Hearings scheduled for this week
As I mentioned last Monday, the Supreme Court of Canada (“SCC”) is starting its spring session this week with a full docket. Last week I outlined the cases they’ll be hearing on Tuesday and Wednesday. They also have hearings scheduled for both Thursday and Friday.
Syl Apps Secure Treatment Centre v. B.D., 2007 SCC 38, arises from a motion by the appellants to dismiss the respondents’ statement of claim as disclosing no reasonable cause of action.
The respondents are the family of a child taken under the care of the Halton Children’s Aid Society (“CAS”). They allege that as a result of negligence (on the part of the CAS, the Syl Apps Secure Treatment Centre, a social worker employed by the Centre, and two psychiatrists employed by the centre), the child was not reintegrated into the family (the child is now of legal age and is not part of the action).
The Centre and its employees brought a motion to dismiss the statement of claim. That motion was granted.
Two judges of the Ontario Court of Appeal overturned the decision, arguing that it was not plain and obvious that the family’s claim could not succeed. Justice Sharpe, in dissent, argued that the fact that the Centre and its employees owe a primary and paramount duty of care to the child in need of protection is incompatible with imposing on them a duty of care towards the parents (from whose care the child had been removed for his or her own safety).
The family’s action against the CAS is not affected by these proceedings.
On Friday, the SCC will hear the case of R. v. Steele, 2007 SCC 36. The charges here arose from a break-and-enter carried out by the appellant and three accomplices in 2003. The perpetrators were stopped by police shortly after the break-in, driving away from the scene in a car in which were found a variety of weapons including a loaded 9-millimetre pistol. The occupants of the house testified that the intruders had mentioned having a gun, but were unable to testify that they had actually seen a gun.
The four suspects were all convicted of the break and enter. The appellant was also convicted under s. 85(1)(a) of the Criminal Code, RSC 1985, c C-46, which specifies that “every person commits an offence who uses a firearm while committing an indictable offence.” The evidence presented at trial could equally lead to two reasonable inferences: either one of the suspects was actually carrying the loaded gun during the break-in, or it remained in the car the whole time.

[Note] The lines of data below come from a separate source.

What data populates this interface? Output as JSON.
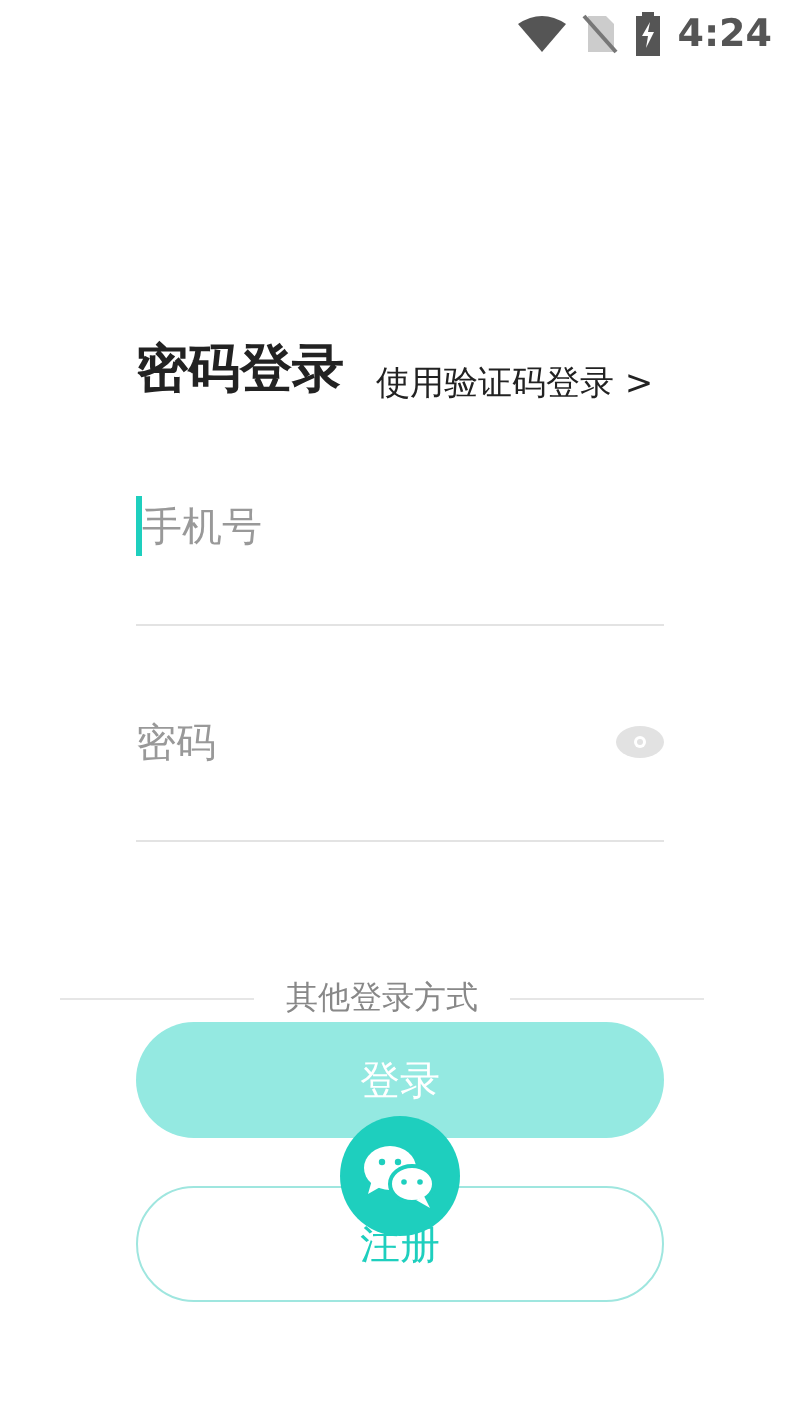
{
  "status_bar": {
    "time": "4:24"
  },
  "title": "密码登录",
  "switch_link": {
    "label": "使用验证码登录",
    "arrow": ">"
  },
  "fields": [
    {
      "kind": "phone",
      "placeholder": "手机号",
      "focused": true
    },
    {
      "kind": "password",
      "placeholder": "密码",
      "focused": false
    }
  ],
  "divider_label": "其他登录方式",
  "login_button": {
    "label": "登录",
    "disabled": true
  },
  "register_button": {
    "label": "注册"
  }
}
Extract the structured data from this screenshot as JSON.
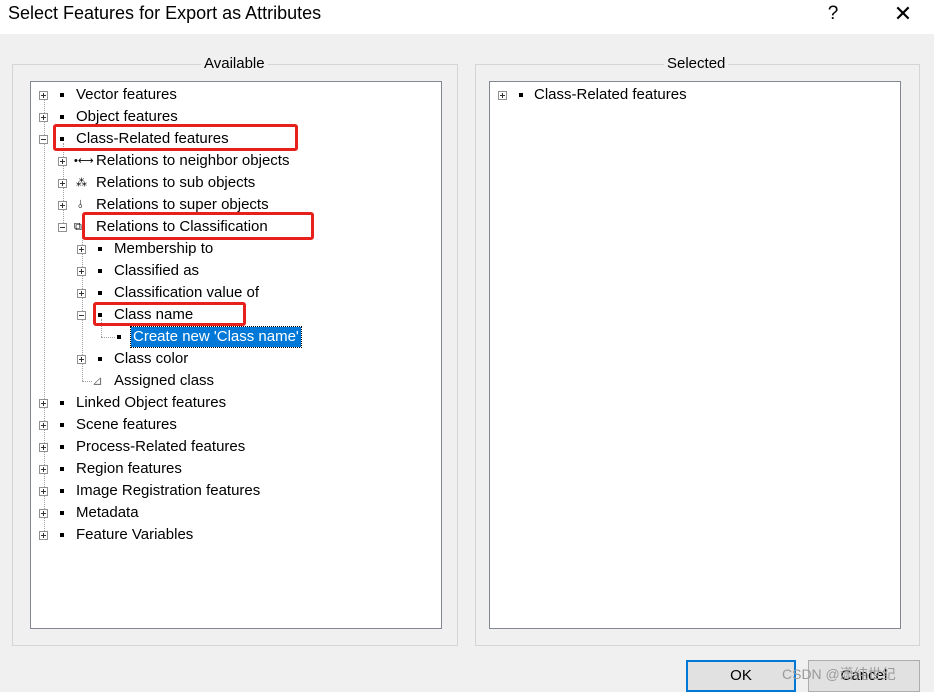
{
  "window": {
    "title": "Select Features for Export as Attributes",
    "help_label": "?",
    "close_label": "✕"
  },
  "available": {
    "legend": "Available",
    "items": [
      {
        "label": "Vector features"
      },
      {
        "label": "Object features"
      },
      {
        "label": "Class-Related features"
      },
      {
        "label": "Relations to neighbor objects"
      },
      {
        "label": "Relations to sub objects"
      },
      {
        "label": "Relations to super objects"
      },
      {
        "label": "Relations to Classification"
      },
      {
        "label": "Membership to"
      },
      {
        "label": "Classified as"
      },
      {
        "label": "Classification value of"
      },
      {
        "label": "Class name"
      },
      {
        "label": "Create new 'Class name'"
      },
      {
        "label": "Class color"
      },
      {
        "label": "Assigned class"
      },
      {
        "label": "Linked Object features"
      },
      {
        "label": "Scene features"
      },
      {
        "label": "Process-Related features"
      },
      {
        "label": "Region features"
      },
      {
        "label": "Image Registration features"
      },
      {
        "label": "Metadata"
      },
      {
        "label": "Feature Variables"
      }
    ]
  },
  "selected": {
    "legend": "Selected",
    "items": [
      {
        "label": "Class-Related features"
      }
    ]
  },
  "buttons": {
    "ok_label": "OK",
    "cancel_label": "Cancel"
  },
  "watermark": "CSDN @潇纯世纪",
  "colors": {
    "selection": "#0078d7",
    "highlight_box": "#e8201c"
  }
}
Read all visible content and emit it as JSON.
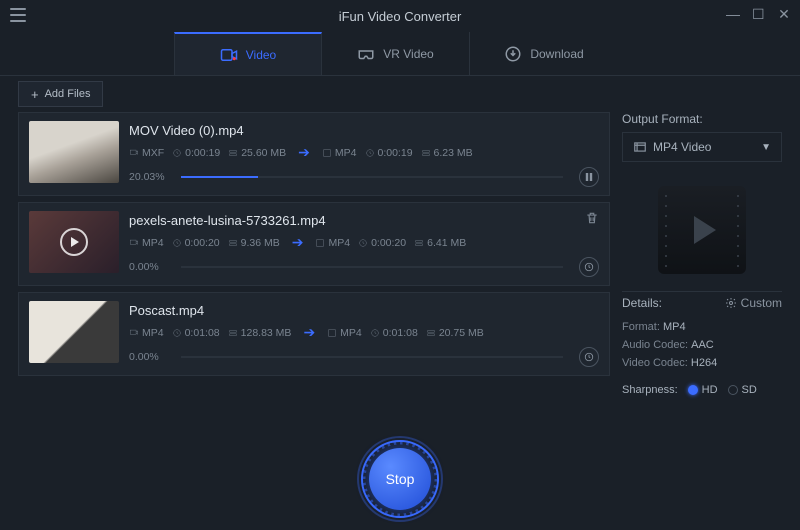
{
  "app": {
    "title": "iFun Video Converter"
  },
  "tabs": [
    {
      "label": "Video",
      "active": true
    },
    {
      "label": "VR Video",
      "active": false
    },
    {
      "label": "Download",
      "active": false
    }
  ],
  "toolbar": {
    "add_label": "Add Files"
  },
  "files": [
    {
      "name": "MOV Video (0).mp4",
      "src_fmt": "MXF",
      "src_dur": "0:00:19",
      "src_size": "25.60 MB",
      "dst_fmt": "MP4",
      "dst_dur": "0:00:19",
      "dst_size": "6.23 MB",
      "pct_label": "20.03%",
      "pct": 20.03,
      "status": "pause",
      "has_trash": false
    },
    {
      "name": "pexels-anete-lusina-5733261.mp4",
      "src_fmt": "MP4",
      "src_dur": "0:00:20",
      "src_size": "9.36 MB",
      "dst_fmt": "MP4",
      "dst_dur": "0:00:20",
      "dst_size": "6.41 MB",
      "pct_label": "0.00%",
      "pct": 0,
      "status": "wait",
      "has_trash": true
    },
    {
      "name": "Poscast.mp4",
      "src_fmt": "MP4",
      "src_dur": "0:01:08",
      "src_size": "128.83 MB",
      "dst_fmt": "MP4",
      "dst_dur": "0:01:08",
      "dst_size": "20.75 MB",
      "pct_label": "0.00%",
      "pct": 0,
      "status": "wait",
      "has_trash": false
    }
  ],
  "output": {
    "label": "Output Format:",
    "selected": "MP4 Video",
    "details_label": "Details:",
    "custom_label": "Custom",
    "fmt_k": "Format:",
    "fmt_v": "MP4",
    "aud_k": "Audio Codec:",
    "aud_v": "AAC",
    "vid_k": "Video Codec:",
    "vid_v": "H264",
    "sharp_label": "Sharpness:",
    "sharp_options": {
      "hd": "HD",
      "sd": "SD"
    },
    "sharp_selected": "HD"
  },
  "footer": {
    "button": "Stop"
  }
}
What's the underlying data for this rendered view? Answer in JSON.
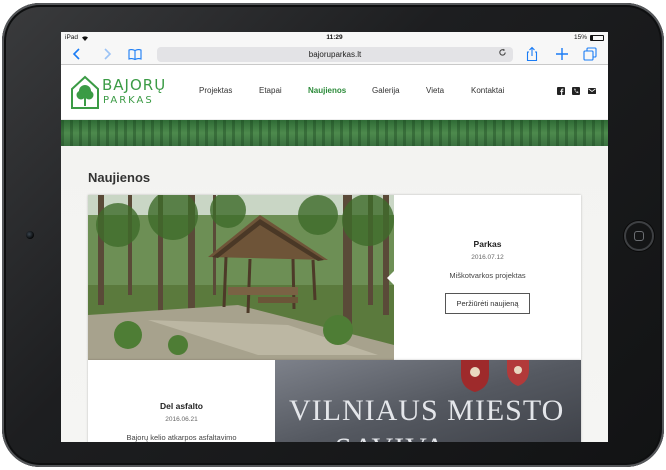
{
  "device": {
    "status": {
      "carrier": "iPad",
      "time": "11:29",
      "battery": "15%",
      "battery_level": 0.15
    }
  },
  "browser": {
    "url": "bajoruparkas.lt",
    "icons": {
      "back": "chevron-left-icon",
      "forward": "chevron-right-icon",
      "bookmarks": "book-icon",
      "reload": "reload-icon",
      "share": "share-icon",
      "new_tab": "plus-icon",
      "tabs": "tabs-icon"
    }
  },
  "site": {
    "logo": {
      "line1": "BAJORŲ",
      "line2": "PARKAS",
      "color": "#3b9b45"
    },
    "nav": [
      {
        "label": "Projektas",
        "active": false
      },
      {
        "label": "Etapai",
        "active": false
      },
      {
        "label": "Naujienos",
        "active": true
      },
      {
        "label": "Galerija",
        "active": false
      },
      {
        "label": "Vieta",
        "active": false
      },
      {
        "label": "Kontaktai",
        "active": false
      }
    ],
    "social_icons": [
      "facebook-icon",
      "phone-icon",
      "mail-icon"
    ],
    "accent_color": "#2c8b3a"
  },
  "page": {
    "title": "Naujienos",
    "news": [
      {
        "title": "Parkas",
        "date": "2016.07.12",
        "desc": "Miškotvarkos projektas",
        "button": "Peržiūrėti naujieną"
      },
      {
        "title": "Del asfalto",
        "date": "2016.06.21",
        "desc": "Bajorų kelio atkarpos asfaltavimo"
      }
    ],
    "sign_text": {
      "line1": "VILNIAUS MIESTO",
      "line2": "SAVIVA"
    }
  }
}
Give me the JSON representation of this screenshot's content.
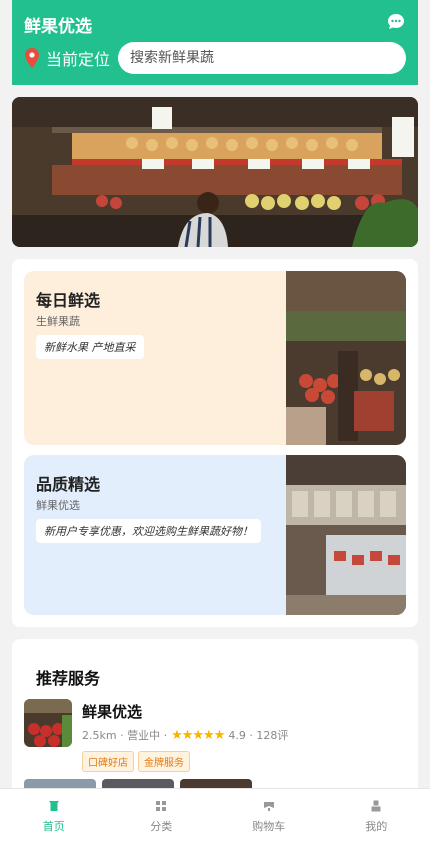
{
  "header": {
    "title": "鲜果优选",
    "location_label": "当前定位",
    "search_placeholder": "搜索新鲜果蔬",
    "chat_icon": "chat-bubble-icon",
    "location_icon": "location-pin-icon",
    "bg_color": "#22c08f"
  },
  "features": [
    {
      "title": "每日鲜选",
      "subtitle": "生鲜果蔬",
      "tag": "新鲜水果 产地直采",
      "bg_color": "#fdefdc"
    },
    {
      "title": "品质精选",
      "subtitle": "鲜果优选",
      "tag": "新用户专享优惠，欢迎选购生鲜果蔬好物！",
      "bg_color": "#e2eefc"
    }
  ],
  "services": {
    "title": "推荐服务",
    "store": {
      "name": "鲜果优选",
      "distance": "2.5km",
      "status": "营业中",
      "rating_stars": 5,
      "rating": "4.9",
      "reviews": "128评",
      "badges": [
        "口碑好店",
        "金牌服务"
      ]
    }
  },
  "tabbar": {
    "accent": "#22c08f",
    "items": [
      {
        "label": "首页",
        "icon": "home-icon",
        "active": true
      },
      {
        "label": "分类",
        "icon": "category-grid-icon",
        "active": false
      },
      {
        "label": "购物车",
        "icon": "cart-icon",
        "active": false
      },
      {
        "label": "我的",
        "icon": "user-icon",
        "active": false
      }
    ]
  }
}
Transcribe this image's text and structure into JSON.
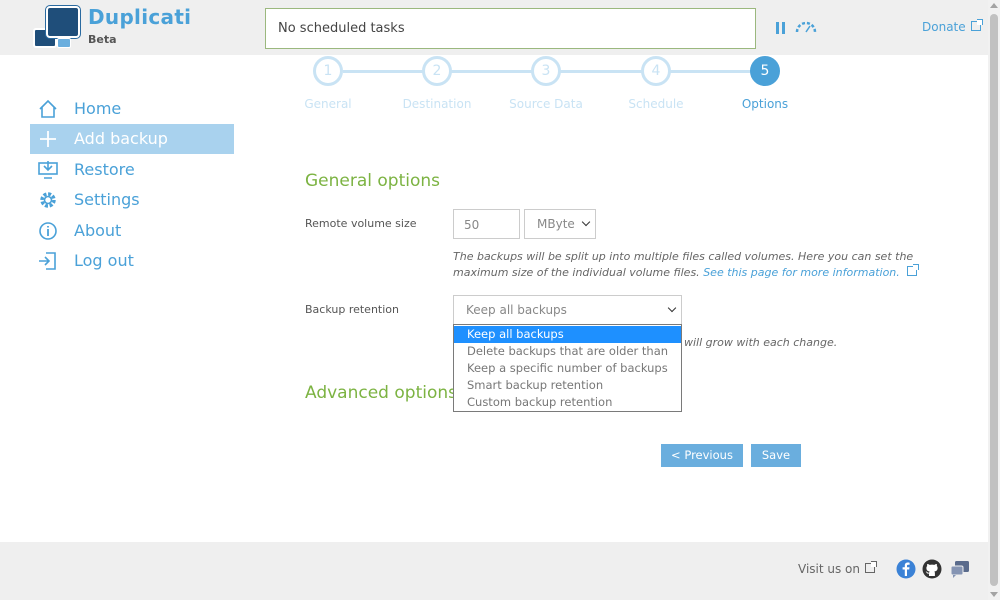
{
  "header": {
    "app_name": "Duplicati",
    "app_badge": "Beta",
    "status": "No scheduled tasks",
    "donate_label": "Donate"
  },
  "sidebar": {
    "items": [
      {
        "label": "Home",
        "icon": "home-icon"
      },
      {
        "label": "Add backup",
        "icon": "plus-icon",
        "active": true
      },
      {
        "label": "Restore",
        "icon": "restore-icon"
      },
      {
        "label": "Settings",
        "icon": "gear-icon"
      },
      {
        "label": "About",
        "icon": "info-icon"
      },
      {
        "label": "Log out",
        "icon": "logout-icon"
      }
    ]
  },
  "steps": [
    {
      "number": "1",
      "label": "General"
    },
    {
      "number": "2",
      "label": "Destination"
    },
    {
      "number": "3",
      "label": "Source Data"
    },
    {
      "number": "4",
      "label": "Schedule"
    },
    {
      "number": "5",
      "label": "Options",
      "active": true
    }
  ],
  "general_options": {
    "title": "General options",
    "volume_label": "Remote volume size",
    "volume_value": "50",
    "volume_unit": "MByte",
    "volume_help_1": "The backups will be split up into multiple files called volumes. Here you can set the",
    "volume_help_2": "maximum size of the individual volume files.",
    "volume_help_link": "See this page for more information.",
    "retention_label": "Backup retention",
    "retention_value": "Keep all backups",
    "retention_help": "will grow with each change.",
    "retention_options": [
      "Keep all backups",
      "Delete backups that are older than",
      "Keep a specific number of backups",
      "Smart backup retention",
      "Custom backup retention"
    ]
  },
  "advanced_options": {
    "title": "Advanced options"
  },
  "buttons": {
    "previous": "< Previous",
    "save": "Save"
  },
  "footer": {
    "visit_label": "Visit us on",
    "icons": [
      "facebook-icon",
      "github-icon",
      "forum-icon"
    ]
  },
  "colors": {
    "accent": "#4aa1d8",
    "section_title": "#7cb342",
    "active_nav": "#a9d2ee",
    "button": "#6aaede",
    "dropdown_selected": "#1e90ff"
  }
}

The trial judge and the BC Court of Appeal were therefore asked to determine whether the presence of a loaded gun in the suspects’ car was enough to meet the test set out in the section.
In upholding the decision at trial, the Court of Appeal unanimously held that whether or not the gun was actually carried by one of the accused, the “calculated reference to the gun along with its nearby presence constituted the use of a handgun while attempting to commit an offence.” They specified, however, that one of these factors would not be enough, but that to convict in similar circumstances there will both have to be a weapon available nearby and a threat made to use it.